Golden Circle – Giving workers the rough end of the pineapple

6 March 2014
Marcus Harrington

Workers at Heinz’s Golden Circle factory in Mill Park, a suburb in Melbourne’s north, have been in a pitched battle with the US-owned canning and fruit juice company.

The workers – members of the Australian Manufacturing Workers Union (AMWU) – began an indefinite strike on 20 February in response to the factory’s imminent closure and treatment of outgoing employees.

The plant’s 100 workers were dealt a severe blow in October, when Heinz management told workers – some of whom have given 25 years of service – that the Golden Circle operations would be relocated to Queensland.

Tony, one of the AMWU members working at the site, along with others on the 24-hour picket line, were irate at Heinz’s treatment of them. “They have decided that they are not making enough profit, so they are going to move things to Queensland to increase their profits, and kill our livelihoods.”

The workers are resigned to the fact that the factory is in its twilight, but mounted a fight for a fair redundancy package that sufficiently recognises their service.

Fifty workers have already been notified that their labour will no longer be required from mid-March.
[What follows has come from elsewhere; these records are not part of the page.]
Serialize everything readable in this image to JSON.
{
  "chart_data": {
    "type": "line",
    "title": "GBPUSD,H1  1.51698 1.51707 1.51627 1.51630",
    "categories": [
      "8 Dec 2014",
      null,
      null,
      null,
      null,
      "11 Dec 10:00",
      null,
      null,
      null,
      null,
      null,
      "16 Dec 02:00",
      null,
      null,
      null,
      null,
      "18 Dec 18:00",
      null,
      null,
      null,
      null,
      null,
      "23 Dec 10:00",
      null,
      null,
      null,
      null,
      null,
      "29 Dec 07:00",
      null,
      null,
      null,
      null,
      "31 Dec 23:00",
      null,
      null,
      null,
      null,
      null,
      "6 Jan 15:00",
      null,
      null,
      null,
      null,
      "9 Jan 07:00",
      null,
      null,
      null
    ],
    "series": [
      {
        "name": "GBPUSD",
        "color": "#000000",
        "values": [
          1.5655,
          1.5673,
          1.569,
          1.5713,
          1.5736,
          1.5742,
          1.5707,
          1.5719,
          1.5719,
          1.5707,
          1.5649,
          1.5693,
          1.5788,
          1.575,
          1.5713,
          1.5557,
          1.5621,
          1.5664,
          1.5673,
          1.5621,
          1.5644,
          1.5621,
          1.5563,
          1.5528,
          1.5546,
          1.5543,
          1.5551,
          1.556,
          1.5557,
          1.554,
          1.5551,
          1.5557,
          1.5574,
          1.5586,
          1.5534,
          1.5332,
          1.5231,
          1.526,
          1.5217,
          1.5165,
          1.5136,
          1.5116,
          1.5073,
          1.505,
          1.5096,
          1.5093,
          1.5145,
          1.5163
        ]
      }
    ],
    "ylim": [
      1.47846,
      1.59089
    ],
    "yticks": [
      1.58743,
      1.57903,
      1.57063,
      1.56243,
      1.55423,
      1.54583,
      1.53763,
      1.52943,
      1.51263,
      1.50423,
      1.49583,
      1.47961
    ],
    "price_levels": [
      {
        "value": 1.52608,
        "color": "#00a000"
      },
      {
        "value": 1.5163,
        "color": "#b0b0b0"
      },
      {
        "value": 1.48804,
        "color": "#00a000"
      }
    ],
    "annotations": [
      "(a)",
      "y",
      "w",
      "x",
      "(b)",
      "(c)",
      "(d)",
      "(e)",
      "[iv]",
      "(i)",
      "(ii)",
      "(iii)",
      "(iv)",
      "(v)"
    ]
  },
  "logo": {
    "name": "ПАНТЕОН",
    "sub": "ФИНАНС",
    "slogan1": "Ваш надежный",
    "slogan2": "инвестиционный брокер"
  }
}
The remaining 50 face an uncertain future in a period of rising casualisation. This amounts to another 100 permanent manufacturing jobs lost in the northern suburbs of Melbourne, an area devastated by the manufacturing downturn in Victoria.

Adding insult to injury, Heinz Golden Circle has vindictively refused to release prior to closure those soon to be displaced workers who have found new jobs. “A lot of people have found work, and Heinz are refusing to let them go, so those members have actually lost jobs in the process”, Tony said.

A key claim for picketers was a demand that the company provide an additional payment to workers who engage in training and education to assist their transition into alternative employment. Pathetically, Heinz offered to place the workers in a government-funded program. “It was basically token gestures”, Tony said of the company’s offer.

In the midst of the manufacturing crisis, growing rates of casualisation and insecure forms of employment – affecting an estimated 40 percent of Australian workers – the Golden Circle workers fear for their prospects once the Mill Park operation closes its doors.

Tragically, they have lost two of their comrades since the October announcement that production would cease. The late AMWU members’ workmates said both passed away due to stress-related illnesses. The Mill Park workers continued the fight for justice in their memory; they all deserved better.

Workers returned to the factory on 28 February after securing a new one-year deal. The agreement will also bind any company that operates out of the Mill Park plant after Heinz vacates in April.

The workers won a three percent wage increase backdated to 10 January. The increase will also apply to redundancy payments of four weeks’ pay for each year of service. Importantly, the agreement provides that casual workers will also receive redundancy payments of one week’s wage for each year of service, calculated from the first day of their employment. Originally, the company planned to pay casual workers a redundancy benefit only after five years’ service.